Today’s observation

The sun is shining brightly outsides and the sky is still deep blue like the mighty ocean. I’ve finished my observation just an hour ago.
When I was going to sleep, I suddenly found the sky was very clear as well as the stars was smooth shimmering though situating in a major city. In a word, it was a good chance to make an observation. So I did. I moved my 10cm-refractor to the balcony where has a very wide sight.
I observed the asteroid 1 Ceres first because it was in the low position.Making use of the ι and θ Pisicis Austrini, I easily found the position where Ceres was. Ceres was 7.6 magnitude and it was almost in a straight line with SAO190604, whose magnitude is7.38, and SAO190588 at the magnitude of 9.03. I drew a sketch and I should sent it to my web, however, my webcam has been broken down. Once it’s okay, I will send my sketch. During this time, some annoying clouds interupted my observation so that it took me long to finish my sketch. The whole time that I used to observe 1 Ceres was from 3:20(19:20UT) to 4:30(20:30UT). 
I observed Uranus, then. I found it easily because of its obvious round face on which I couldn’t tell any details. I estamated its magnitude was about 5.7. Certainly I’ve done a sketch on it, however, I can’t send it for the same reason which I wrote above.
Oh, I forgot to write down the observation on Perseid on 12~13 Aug. 2006.
I haven’t done too much for the bright moon, what’s more, I spent most time in observing the comet 177P/Barnard=P/2006 M3, though I finally failed. I’ve observed 29 meteors, maybe four of them weren’t shower meteor. The brightest one I saw that night occured at about 23:47(15:47UT), at the magnitude of -2, has splitted, and left a 3-second-long trail. I finished the observation at about 4:30(20:30UT). The most annoying thing was that I FORGOT to observe Mercury, that was really sucks! 
Some on other things, Rob has found the comet C/2006 M4 (SWAN) in the C3 images.
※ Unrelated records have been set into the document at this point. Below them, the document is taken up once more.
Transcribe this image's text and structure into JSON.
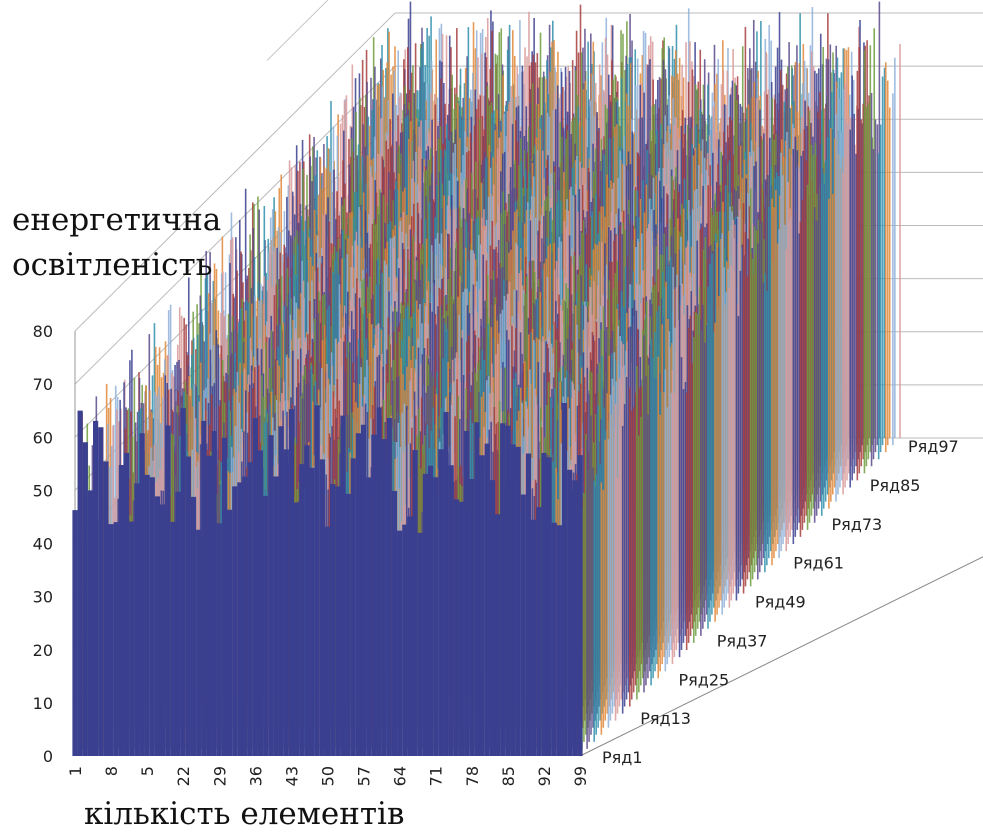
{
  "chart_data": {
    "type": "bar",
    "style": "3d-column",
    "ylabel_lines": [
      "енергетична",
      "освітленість"
    ],
    "xlabel": "кількість елементів",
    "ylim": [
      0,
      80
    ],
    "yticks": [
      0,
      10,
      20,
      30,
      40,
      50,
      60,
      70,
      80
    ],
    "xticks": [
      "1",
      "8",
      "5",
      "22",
      "29",
      "36",
      "43",
      "50",
      "57",
      "64",
      "71",
      "78",
      "85",
      "92",
      "99"
    ],
    "series_ticks": [
      "Ряд1",
      "Ряд13",
      "Ряд25",
      "Ряд37",
      "Ряд49",
      "Ряд61",
      "Ряд73",
      "Ряд85",
      "Ряд97"
    ],
    "category_count": 99,
    "series_count": 100,
    "value_range_estimate": [
      35,
      80
    ],
    "gridlines": true,
    "colors": [
      "#3b3f8f",
      "#a63d3d",
      "#6f9b3e",
      "#5b4a8a",
      "#2f8fab",
      "#e0883a",
      "#8fb0d8",
      "#d99a9a"
    ]
  }
}
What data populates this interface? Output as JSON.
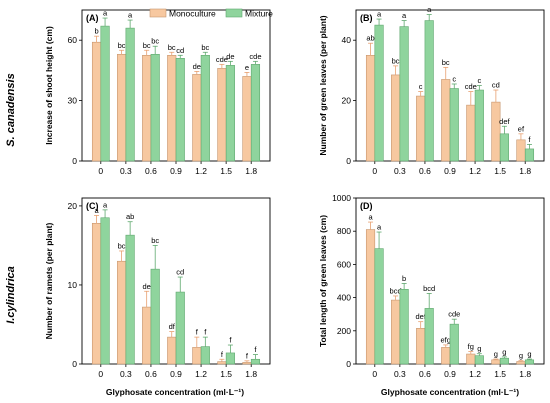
{
  "colors": {
    "mono": "#F7C8A0",
    "mono_stroke": "#C7966E",
    "mix": "#8FD49D",
    "mix_stroke": "#5FA86E",
    "err": "#E8A070"
  },
  "species": {
    "top": "S. canadensis",
    "bottom": "I.cylindrica"
  },
  "legend": {
    "mono": "Monoculture",
    "mix": "Mixture"
  },
  "xlabel": "Glyphosate concentration (ml·L⁻¹)",
  "chart_data": [
    {
      "type": "bar",
      "panel": "(A)",
      "ylabel": "Increase of shoot height (cm)",
      "ylim": [
        0,
        75
      ],
      "yticks": [
        0,
        30,
        60
      ],
      "categories": [
        "0",
        "0.3",
        "0.6",
        "0.9",
        "1.2",
        "1.5",
        "1.8"
      ],
      "series": [
        {
          "name": "Monoculture",
          "values": [
            59,
            53,
            52.5,
            52.5,
            43,
            46,
            42
          ],
          "errors": [
            3,
            2,
            2.5,
            1.5,
            1.5,
            2,
            2
          ],
          "letters": [
            "b",
            "bc",
            "bc",
            "bc",
            "de",
            "cde",
            "e"
          ]
        },
        {
          "name": "Mixture",
          "values": [
            67,
            66,
            53,
            51,
            52.5,
            47.5,
            48
          ],
          "errors": [
            4,
            4,
            4,
            1.5,
            1.5,
            2,
            1.5
          ],
          "letters": [
            "a",
            "a",
            "bc",
            "cd",
            "bc",
            "de",
            "cde"
          ]
        }
      ]
    },
    {
      "type": "bar",
      "panel": "(B)",
      "ylabel": "Number of green leaves (per plant)",
      "ylim": [
        0,
        50
      ],
      "yticks": [
        0,
        20,
        40
      ],
      "categories": [
        "0",
        "0.3",
        "0.6",
        "0.9",
        "1.2",
        "1.5",
        "1.8"
      ],
      "series": [
        {
          "name": "Monoculture",
          "values": [
            35,
            28.5,
            21.5,
            27,
            18.5,
            19.5,
            7
          ],
          "errors": [
            4,
            3,
            1.5,
            4,
            4.5,
            4,
            2
          ],
          "letters": [
            "ab",
            "bc",
            "c",
            "bc",
            "cde",
            "cd",
            "ef"
          ]
        },
        {
          "name": "Mixture",
          "values": [
            45,
            44.5,
            46.5,
            24,
            23.5,
            9,
            4
          ],
          "errors": [
            2,
            2,
            2,
            1.5,
            1.5,
            2.5,
            1.5
          ],
          "letters": [
            "a",
            "a",
            "a",
            "c",
            "c",
            "def",
            "f"
          ]
        }
      ]
    },
    {
      "type": "bar",
      "panel": "(C)",
      "ylabel": "Number of ramets (per plant)",
      "ylim": [
        0,
        21
      ],
      "yticks": [
        0,
        10,
        20
      ],
      "categories": [
        "0",
        "0.3",
        "0.6",
        "0.9",
        "1.2",
        "1.5",
        "1.8"
      ],
      "series": [
        {
          "name": "Monoculture",
          "values": [
            17.8,
            13,
            7.2,
            3.4,
            2.1,
            0.3,
            0.2
          ],
          "errors": [
            1,
            1.3,
            2,
            0.7,
            1.3,
            0.3,
            0.2
          ],
          "letters": [
            "a",
            "bc",
            "de",
            "df",
            "f",
            "f",
            "f"
          ]
        },
        {
          "name": "Mixture",
          "values": [
            18.5,
            16.3,
            12,
            9.1,
            2.2,
            1.4,
            0.6
          ],
          "errors": [
            1,
            1.7,
            3,
            1.9,
            1.2,
            1,
            0.6
          ],
          "letters": [
            "a",
            "ab",
            "bc",
            "cd",
            "f",
            "f",
            "f"
          ]
        }
      ]
    },
    {
      "type": "bar",
      "panel": "(D)",
      "ylabel": "Total length of green leaves (cm)",
      "ylim": [
        0,
        1000
      ],
      "yticks": [
        0,
        200,
        400,
        600,
        800,
        1000
      ],
      "categories": [
        "0",
        "0.3",
        "0.6",
        "0.9",
        "1.2",
        "1.5",
        "1.8"
      ],
      "series": [
        {
          "name": "Monoculture",
          "values": [
            810,
            385,
            215,
            100,
            60,
            25,
            15
          ],
          "errors": [
            45,
            25,
            40,
            15,
            15,
            5,
            5
          ],
          "letters": [
            "a",
            "bcd",
            "def",
            "efg",
            "fg",
            "g",
            "g"
          ]
        },
        {
          "name": "Mixture",
          "values": [
            695,
            450,
            335,
            240,
            50,
            35,
            25
          ],
          "errors": [
            100,
            35,
            90,
            30,
            12,
            8,
            5
          ],
          "letters": [
            "a",
            "b",
            "bcd",
            "cde",
            "g",
            "g",
            "g"
          ]
        }
      ]
    }
  ]
}
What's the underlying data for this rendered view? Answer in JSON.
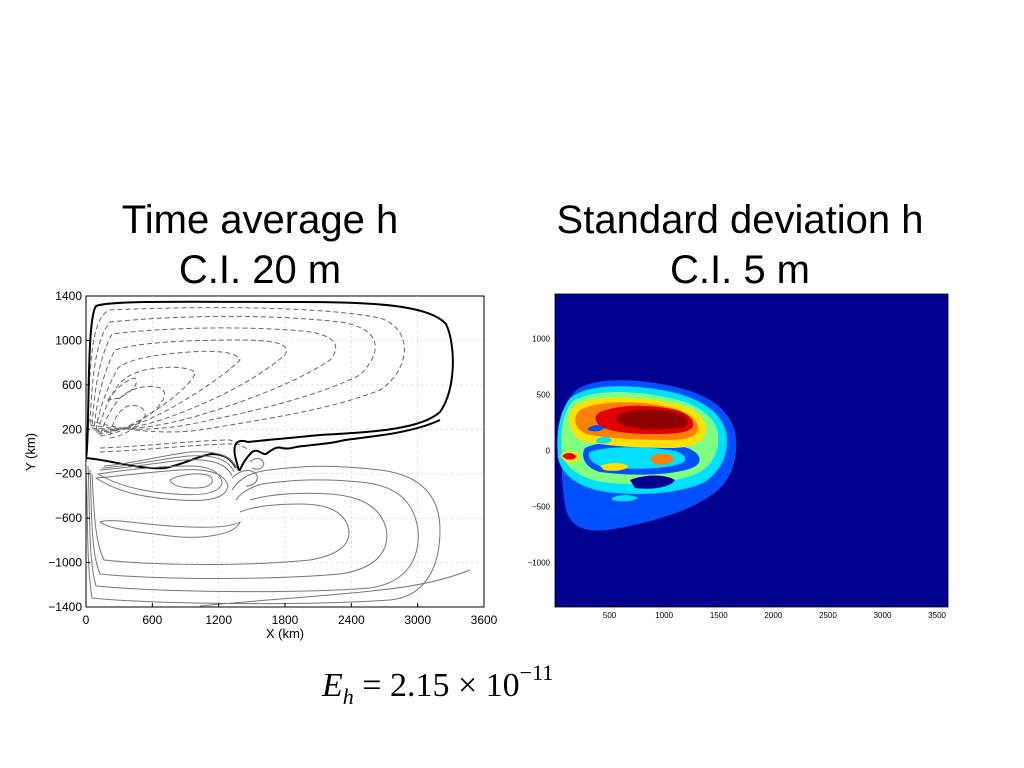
{
  "titles": {
    "left_line1": "Time average h",
    "left_line2": "C.I. 20 m",
    "right_line1": "Standard deviation h",
    "right_line2": "C.I. 5 m"
  },
  "equation": {
    "lhs_var": "E",
    "lhs_sub": "h",
    "equals": "=",
    "mantissa": "2.15",
    "times": "×",
    "base": "10",
    "exponent": "−11"
  },
  "chart_data": [
    {
      "type": "contour",
      "title": "Time average h",
      "subtitle": "C.I. 20 m",
      "xlabel": "X  (km)",
      "ylabel": "Y  (km)",
      "xlim": [
        0,
        3600
      ],
      "ylim": [
        -1400,
        1400
      ],
      "xticks": [
        "0",
        "600",
        "1200",
        "1800",
        "2400",
        "3000",
        "3600"
      ],
      "yticks": [
        "1400",
        "1000",
        "600",
        "200",
        "−200",
        "−600",
        "−1000",
        "−1400"
      ],
      "contour_interval_m": 20,
      "grid": true,
      "line_styles": {
        "positive": "solid",
        "negative": "dashed",
        "zero": "bold solid"
      }
    },
    {
      "type": "heatmap",
      "title": "Standard deviation h",
      "subtitle": "C.I. 5 m",
      "xlim": [
        0,
        3600
      ],
      "ylim": [
        -1400,
        1400
      ],
      "xticks": [
        "500",
        "1000",
        "1500",
        "2000",
        "2500",
        "3000",
        "3500"
      ],
      "yticks": [
        "1000",
        "500",
        "0",
        "−500",
        "−1000"
      ],
      "contour_interval_m": 5,
      "colormap": "jet",
      "colors": {
        "background": "#00008F",
        "blue": "#0050FF",
        "cyan": "#00E0FF",
        "green": "#80FF80",
        "yellow": "#FFE000",
        "orange": "#FF8000",
        "red": "#E00000",
        "darkred": "#8F0000"
      }
    }
  ]
}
The report is below.

Aug 14 2006 19:14:36 Rob Matson

Known comet now entering:
Images: C3 (0,0) Upper Left.
1024x1024 images.
Non-group comet.
22:18 110 811
00:18 114 808
01:42 117 806
04:18 122 802

--Rob Matson

Aug 14 2006 19:30:42 Rob Matson

Further to my post of...
Images: C3 (0,0) Upper Left.
1024x1024 images.
20060814 19:14:36
Non-group comet.
00:18 160 774
01:42 163 771
02:18 164 770
03:18 166 768
03:42 166 767
04:18 168 766

--Rob Matson

Aug 14 2006 20:04:26 Rob Matson

Further to my post of...
Images: C3 (0,0) Upper Left.
1024x1024 images.
20060814 19:14:36
Non-group comet.
04:42 169 765
05:42 171 764
06:18 172 763
08:20 176 760
09:42 178 758
10:19 179 758

--Rob Matson

And the specialist’s congratulations:
Aug 15 2006 10:10:59 Mr Sungrazer

Congratulations to Rob for finding the comet in C3 (as well as

the original discovery in SWAN!). I can't believe how tiny it
is! Makes you wonder how many objects like this have passed
undetected through C3 in the past 10 years...

I can find more in the later images:
picture size: 1024 * 1024

picture name                   position
20060814_1019_c3.gif (179,758)
20060814_1118_c3.gif (181,756)
20060814_1218_c3.gif (183,754)
20060814_1342_c3.gif (186,752)
20060814_1418_c3.gif (187,751)
20060814_1518_c3.gif (189,749) 

But I can’t further my finding in today’s images. Maybe this comet is JUST the magnitude limit of the C3. Let me keep waiting for mor images.